Meskipun terjadi peningkatan aset, pendapatan premi asuransi komersial justru mengalami penurunan sebesar 4,10 persen year-on-year (yoy) menjadi Rp34,76 triliun

Ditulis oleh Syahrianto
Industri Asuransi Masih Tertekan, Akankah Cerah pada 2025?
Ilustrasi keluarga yang diproteksi oleh asuransi (Foto: Unsplash/Towfiqu Barbhuiya)

Poin Penting :

    KABARBURSA.COM - Industri asuransi di Indonesia memiliki peran krusial dalam menjaga stabilitas ekonomi, baik bagi individu maupun badan usaha. Dengan fungsinya sebagai mitigasi risiko terhadap berbagai kejadian tidak terduga, asuransi menjadi sektor yang tidak terpisahkan dari ekosistem keuangan nasional. Namun, memasuki tahun 2025, industri ini masih menghadapi berbagai tantangan yang cukup berat.

    Menurut data Otoritas Jasa Keuangan (OJK) per Januari 2025, total aset industri asuransi mencapai Rp1.146,47 triliun, mengalami peningkatan 2,53 persen dibandingkan periode yang sama tahun sebelumnya. Namun, meskipun terjadi peningkatan aset, pendapatan premi asuransi komersial justru mengalami penurunan sebesar 4,10 persen year-on-year (yoy) menjadi Rp34,76 triliun.

    Secara lebih rinci, pendapatan premi asuransi jiwa mencatat pertumbuhan positif sebesar 10,39 persen yoy menjadi Rp19,14 triliun. Sebaliknya, pendapatan premi asuransi umum dan reasuransi mengalami penurunan tajam sebesar 17,40 persen yoy menjadi Rp15,62 triliun. Tren ini mengindikasikan adanya pergeseran konsumsi masyarakat terhadap produk asuransi, dengan peningkatan pada asuransi jiwa, tetapi penurunan pada asuransi umum dan reasuransi.

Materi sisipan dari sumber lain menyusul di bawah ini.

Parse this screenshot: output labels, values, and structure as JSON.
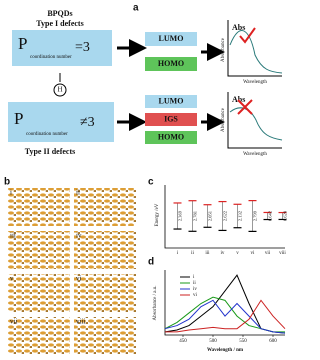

    Tantangan Utama: Inflasi Medis dan Daya Beli Masyarakat

    Presiden Direktur PT Asuransi Tugu Pratama Indonesia Tbk (Tugu Insurance), Tatang Nurhidayat, menyebut bahwa industri asuransi umum masih menghadapi ketidakpastian ekonomi yang berpotensi melemahkan daya beli masyarakat. Selain itu, tingkat literasi keuangan dan kesadaran masyarakat mengenai pentingnya asuransi juga masih rendah, menjadi hambatan bagi pertumbuhan industri.

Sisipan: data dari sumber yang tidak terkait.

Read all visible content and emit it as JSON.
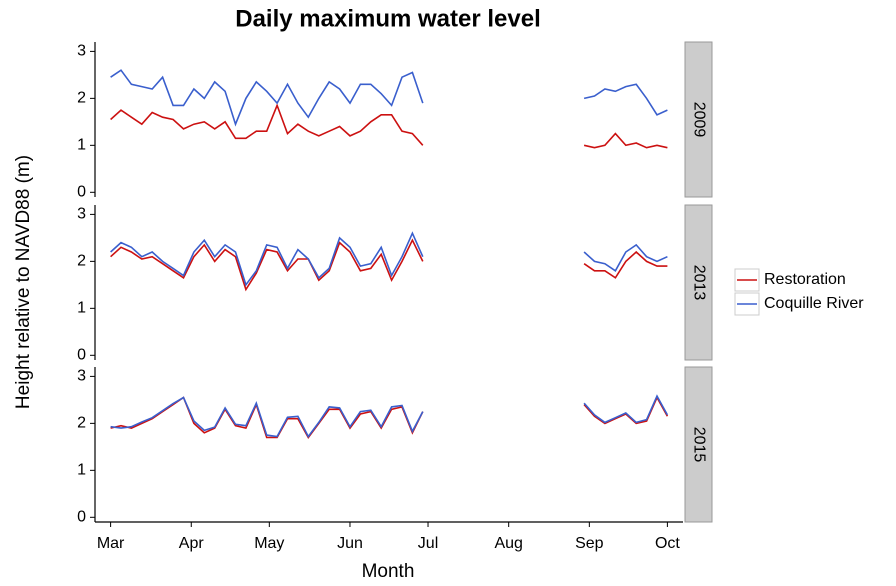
{
  "chart_data": {
    "type": "line",
    "title": "Daily maximum water level",
    "xlabel": "Month",
    "ylabel": "Height relative to NAVD88 (m)",
    "x": [
      0,
      4,
      8,
      12,
      16,
      20,
      24,
      28,
      32,
      36,
      40,
      44,
      48,
      52,
      56,
      60,
      64,
      68,
      72,
      76,
      80,
      84,
      88,
      92,
      96,
      100,
      104,
      108,
      112,
      116,
      120,
      150,
      182,
      186,
      190,
      194,
      198,
      202,
      206,
      210,
      214
    ],
    "xlim": [
      -6,
      220
    ],
    "xticks": [
      {
        "value": 0,
        "label": "Mar"
      },
      {
        "value": 31,
        "label": "Apr"
      },
      {
        "value": 61,
        "label": "May"
      },
      {
        "value": 92,
        "label": "Jun"
      },
      {
        "value": 122,
        "label": "Jul"
      },
      {
        "value": 153,
        "label": "Aug"
      },
      {
        "value": 184,
        "label": "Sep"
      },
      {
        "value": 214,
        "label": "Oct"
      }
    ],
    "legend": "right",
    "series": [
      {
        "name": "Restoration",
        "color": "#cc1111"
      },
      {
        "name": "Coquille River",
        "color": "#3a5fcd"
      }
    ],
    "panels": [
      {
        "label": "2009",
        "ylim": [
          -0.1,
          3.2
        ],
        "yticks": [
          0,
          1,
          2,
          3
        ],
        "values": [
          [
            1.55,
            1.75,
            1.6,
            1.45,
            1.7,
            1.6,
            1.55,
            1.35,
            1.45,
            1.5,
            1.35,
            1.5,
            1.15,
            1.15,
            1.3,
            1.3,
            1.85,
            1.25,
            1.45,
            1.3,
            1.2,
            1.3,
            1.4,
            1.2,
            1.3,
            1.5,
            1.65,
            1.65,
            1.3,
            1.25,
            1.0,
            null,
            1.0,
            0.95,
            1.0,
            1.25,
            1.0,
            1.05,
            0.95,
            1.0,
            0.95
          ],
          [
            2.45,
            2.6,
            2.3,
            2.25,
            2.2,
            2.45,
            1.85,
            1.85,
            2.2,
            2.0,
            2.35,
            2.15,
            1.45,
            2.0,
            2.35,
            2.15,
            1.9,
            2.3,
            1.9,
            1.6,
            2.0,
            2.35,
            2.2,
            1.9,
            2.3,
            2.3,
            2.1,
            1.85,
            2.45,
            2.55,
            1.9,
            null,
            2.0,
            2.05,
            2.2,
            2.15,
            2.25,
            2.3,
            2.0,
            1.65,
            1.75
          ]
        ]
      },
      {
        "label": "2013",
        "ylim": [
          -0.1,
          3.2
        ],
        "yticks": [
          0,
          1,
          2,
          3
        ],
        "values": [
          [
            2.1,
            2.3,
            2.2,
            2.05,
            2.1,
            1.95,
            1.8,
            1.65,
            2.1,
            2.35,
            2.0,
            2.25,
            2.1,
            1.4,
            1.75,
            2.25,
            2.2,
            1.8,
            2.05,
            2.05,
            1.6,
            1.8,
            2.4,
            2.2,
            1.8,
            1.85,
            2.15,
            1.6,
            2.0,
            2.45,
            2.0,
            null,
            1.95,
            1.8,
            1.8,
            1.65,
            2.0,
            2.2,
            2.0,
            1.9,
            1.9
          ],
          [
            2.2,
            2.4,
            2.3,
            2.1,
            2.2,
            2.0,
            1.85,
            1.7,
            2.2,
            2.45,
            2.1,
            2.35,
            2.2,
            1.5,
            1.8,
            2.35,
            2.3,
            1.85,
            2.25,
            2.05,
            1.65,
            1.85,
            2.5,
            2.3,
            1.9,
            1.95,
            2.3,
            1.7,
            2.1,
            2.6,
            2.1,
            null,
            2.2,
            2.0,
            1.95,
            1.8,
            2.2,
            2.35,
            2.1,
            2.0,
            2.1
          ]
        ]
      },
      {
        "label": "2015",
        "ylim": [
          -0.1,
          3.2
        ],
        "yticks": [
          0,
          1,
          2,
          3
        ],
        "values": [
          [
            1.9,
            1.95,
            1.9,
            2.0,
            2.1,
            2.25,
            2.4,
            2.55,
            2.0,
            1.8,
            1.9,
            2.3,
            1.95,
            1.9,
            2.4,
            1.7,
            1.7,
            2.1,
            2.1,
            1.7,
            2.0,
            2.3,
            2.3,
            1.9,
            2.2,
            2.25,
            1.9,
            2.3,
            2.35,
            1.8,
            2.25,
            null,
            2.4,
            2.15,
            2.0,
            2.1,
            2.2,
            2.0,
            2.05,
            2.55,
            2.15
          ],
          [
            1.93,
            1.9,
            1.93,
            2.03,
            2.12,
            2.27,
            2.42,
            2.55,
            2.05,
            1.85,
            1.92,
            2.33,
            1.98,
            1.95,
            2.43,
            1.75,
            1.72,
            2.13,
            2.15,
            1.72,
            2.02,
            2.35,
            2.33,
            1.93,
            2.25,
            2.28,
            1.93,
            2.35,
            2.38,
            1.83,
            2.25,
            null,
            2.43,
            2.18,
            2.02,
            2.12,
            2.22,
            2.02,
            2.08,
            2.58,
            2.18
          ]
        ]
      }
    ]
  }
}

    Di sisi lain, Asosiasi Asuransi Jiwa Indonesia (AAJI) memproyeksikan bahwa inflasi medis yang tinggi akan menjadi tantangan besar bagi industri asuransi jiwa. Menurut laporan Health Trends 2025 yang dirilis oleh Mercer Marsh Benefits, inflasi medis di Indonesia diperkirakan mencapai 19 persen pada tahun 2025, meningkat dari 17,9 persen pada tahun 2024. Kondisi ini berpotensi meningkatkan jumlah klaim asuransi kesehatan secara signifikan.

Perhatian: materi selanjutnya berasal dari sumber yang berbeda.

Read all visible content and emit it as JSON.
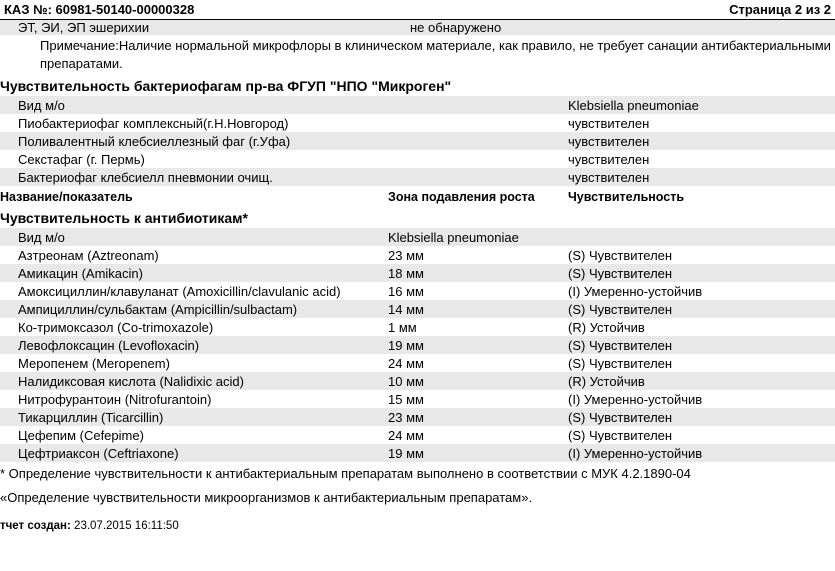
{
  "header": {
    "order_label": "КАЗ №:",
    "order_number": "60981-50140-00000328",
    "page_label": "Страница 2 из 2"
  },
  "top_block": {
    "row1_name": "ЭТ, ЭИ, ЭП  эшерихии",
    "row1_value": "не обнаружено",
    "note": "Примечание:Наличие нормальной микрофлоры в клиническом материале, как правило,  не требует санации антибактериальными препаратами."
  },
  "phage_section": {
    "title": "Чувствительность бактериофагам пр-ва ФГУП \"НПО \"Микроген\"",
    "org_label": "Вид м/о",
    "organism": "Klebsiella pneumoniae",
    "rows": [
      {
        "name": "Пиобактериофаг комплексный(г.Н.Новгород)",
        "result": "чувствителен"
      },
      {
        "name": "Поливалентный клебсиеллезный фаг (г.Уфа)",
        "result": "чувствителен"
      },
      {
        "name": "Секстафаг (г. Пермь)",
        "result": "чувствителен"
      },
      {
        "name": "Бактериофаг клебсиелл пневмонии очищ.",
        "result": "чувствителен"
      }
    ]
  },
  "column_headers": {
    "name": "Название/показатель",
    "zone": "Зона подавления роста",
    "sens": "Чувствительность"
  },
  "ab_section": {
    "title": "Чувствительность к антибиотикам*",
    "org_label": "Вид м/о",
    "organism": "Klebsiella pneumoniae",
    "rows": [
      {
        "name": "Азтреонам (Aztreonam)",
        "zone": "23 мм",
        "sens": "(S) Чувствителен"
      },
      {
        "name": "Амикацин (Amikacin)",
        "zone": "18 мм",
        "sens": "(S) Чувствителен"
      },
      {
        "name": "Амоксициллин/клавуланат (Amoxicillin/clavulanic acid)",
        "zone": "16 мм",
        "sens": "(I) Умеренно-устойчив"
      },
      {
        "name": "Ампициллин/сульбактам (Ampicillin/sulbactam)",
        "zone": "14 мм",
        "sens": "(S) Чувствителен"
      },
      {
        "name": "Ко-тримоксазол (Co-trimoxazole)",
        "zone": "1 мм",
        "sens": "(R) Устойчив"
      },
      {
        "name": "Левофлоксацин (Levofloxacin)",
        "zone": "19 мм",
        "sens": "(S) Чувствителен"
      },
      {
        "name": "Меропенем  (Meropenem)",
        "zone": "24 мм",
        "sens": "(S) Чувствителен"
      },
      {
        "name": "Налидиксовая кислота (Nalidixic acid)",
        "zone": "10 мм",
        "sens": "(R) Устойчив"
      },
      {
        "name": "Нитрофурантоин (Nitrofurantoin)",
        "zone": "15 мм",
        "sens": "(I) Умеренно-устойчив"
      },
      {
        "name": "Тикарциллин (Ticarcillin)",
        "zone": "23 мм",
        "sens": "(S) Чувствителен"
      },
      {
        "name": "Цефепим (Cefepime)",
        "zone": "24 мм",
        "sens": "(S) Чувствителен"
      },
      {
        "name": "Цефтриаксон (Ceftriaxone)",
        "zone": "19 мм",
        "sens": "(I) Умеренно-устойчив"
      }
    ]
  },
  "footnotes": {
    "line1": "* Определение чувствительности к антибактериальным препаратам выполнено  в соответствии с МУК 4.2.1890-04",
    "line2": "«Определение чувствительности микроорганизмов к антибактериальным препаратам»."
  },
  "report": {
    "label": "тчет создан:",
    "timestamp": "23.07.2015 16:11:50"
  }
}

    AAJI mencatat bahwa pada kuartal III-2024, klaim kesehatan telah mencapai Rp20,91 triliun, naik 37,2 persen dibandingkan periode yang sama tahun sebelumnya. Akibat lonjakan klaim ini, rasio klaim kesehatan di industri asuransi jiwa kembali menembus 100 persen, yang menandakan bahwa jumlah klaim yang dibayarkan telah menyamai atau bahkan melampaui pendapatan premi yang diperoleh.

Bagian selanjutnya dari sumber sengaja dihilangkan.